The accused had pleaded guilty to sexual assault, and was sentenced to 30 months’ imprisonment.  Based on audio recordings of the show cause hearing, the sentencing judge felt it was clear he had been denied bail due to his criminal history.  On that basis, he had been considered ineligible for pre-trial credit beyond a 1:1 ratio.   As the Crown on appeal conceded, however, the requirements of s. 515(9.1) of the Criminal Code were not complied with.  That section, read in conjunction with s. 719(3.1), states that for an accused to be denied enhanced credit for pre-trial custody for previous convictions, the presiding authority must record this fact in writing. On appeal, the accused claimed that the lack of a written record should entitle him to enhanced credit. The Crown argued the accused had still clearly been detained for previous offences, and therefore enhanced credit should not be reconsidered.

The bulk of canvassed cases suggested that strict compliance with the written requirements was necessary.  Herauf J.A. examined in detail the Quebec Court of Appeal case R. c. Labrasseur, which upheld the written requirement as being more than a mere formality that could be dispensed with.  Several cases from disparate provinces considered in Labrasseur had reached the same conclusion, including R. v. Vittrekwa, R. v. Campbell and R. v. London .  In contrast, in the case R v. Nevills, the Ontario Court of Appeal had reached an opposite conclusion.  In that case, it had not been shown that the accused applied for bail.  The Court of appeal nevertheless upheld a finding that the accused should not be considered for enhanced credit beyond the 1:1 ratio.  In brief reasons the court found that it was entitled to consider circumstances as a whole, and that where an offender clearly met circumstances that precluded enhanced credit, the written requirement was not a strict requirement.

The Court found that the sentence itself was fit, but ruled in favour of the accused with respect to credit for pre-trial custody.  The written requirements had been newly added, and must have been intended to have meaning.  As there was no written record, the accused could be considered for enhanced credit.  Relying on Summers for the proposition that extensive evidence was not required to grant enhanced credit, the court allowed the appeal to the extent that a ratio of 1:1.5 should be used. 

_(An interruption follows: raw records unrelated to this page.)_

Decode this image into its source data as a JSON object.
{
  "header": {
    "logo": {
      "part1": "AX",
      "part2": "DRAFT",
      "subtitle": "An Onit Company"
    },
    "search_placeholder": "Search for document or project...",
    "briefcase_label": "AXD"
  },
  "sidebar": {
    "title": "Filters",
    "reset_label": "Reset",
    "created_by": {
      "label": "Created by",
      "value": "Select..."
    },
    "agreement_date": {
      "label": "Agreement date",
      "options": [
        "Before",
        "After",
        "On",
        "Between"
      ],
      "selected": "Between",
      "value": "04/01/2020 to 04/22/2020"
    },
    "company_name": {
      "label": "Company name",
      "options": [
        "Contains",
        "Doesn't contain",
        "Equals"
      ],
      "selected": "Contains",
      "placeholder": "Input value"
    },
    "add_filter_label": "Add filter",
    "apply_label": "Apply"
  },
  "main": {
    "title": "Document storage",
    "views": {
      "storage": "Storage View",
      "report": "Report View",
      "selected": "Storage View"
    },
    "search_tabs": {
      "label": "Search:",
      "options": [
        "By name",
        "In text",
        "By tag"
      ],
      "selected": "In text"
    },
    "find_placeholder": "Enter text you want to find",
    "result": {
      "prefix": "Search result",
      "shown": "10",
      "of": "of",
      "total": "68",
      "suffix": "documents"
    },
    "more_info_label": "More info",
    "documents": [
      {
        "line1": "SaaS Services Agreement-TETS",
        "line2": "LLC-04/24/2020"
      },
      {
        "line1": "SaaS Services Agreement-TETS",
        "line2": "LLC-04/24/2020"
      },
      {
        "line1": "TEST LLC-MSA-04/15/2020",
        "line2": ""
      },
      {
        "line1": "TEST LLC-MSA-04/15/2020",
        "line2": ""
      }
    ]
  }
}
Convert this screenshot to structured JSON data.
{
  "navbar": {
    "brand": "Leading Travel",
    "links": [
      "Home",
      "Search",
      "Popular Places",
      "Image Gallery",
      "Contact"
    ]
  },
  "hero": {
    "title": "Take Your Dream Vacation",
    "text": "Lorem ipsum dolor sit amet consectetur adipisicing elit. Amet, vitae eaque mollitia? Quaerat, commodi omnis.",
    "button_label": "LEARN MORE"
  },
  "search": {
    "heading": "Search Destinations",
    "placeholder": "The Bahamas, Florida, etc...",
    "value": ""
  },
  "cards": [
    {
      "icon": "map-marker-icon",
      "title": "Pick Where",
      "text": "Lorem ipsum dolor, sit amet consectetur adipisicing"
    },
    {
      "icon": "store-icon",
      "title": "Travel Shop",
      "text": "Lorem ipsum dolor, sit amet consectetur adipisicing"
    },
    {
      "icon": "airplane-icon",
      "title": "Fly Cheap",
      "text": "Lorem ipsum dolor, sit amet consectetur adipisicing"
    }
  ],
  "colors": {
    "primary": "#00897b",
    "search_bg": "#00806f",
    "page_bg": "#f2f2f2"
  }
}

A common thread in the Sawchuk and Summers/Cravery decisions lies in courts coming to rest upon an interpretation of parliament’s intent which coincided with the strict wording of the recent alterations to the Criminal Code.  In Summers, the Supreme Court found that parliament clearly intended to restrict amounts of pre-sentence credit, but found the intention was less clear regarding what circumstances justified enhanced credit.  Ultimately, it was decided it was “inconceivable that Parliament intended to overturn a principled and long-standing sentencing practice, without using explicit language, by instead relying on inferences…”.  In Sawchuk, the court found that parliament’s guiding principles of transparency in sentencing and credit were the main relevant considerations.  In neither case were less germane, more generalized notions such as “tough on crime” operative factors.  If the legislature is intent upon further changes to the sentencing regime, and wishes to avoid the sort of confusion which followed Summers/Cravery and subsequent cases, it may wish to keep this in mind.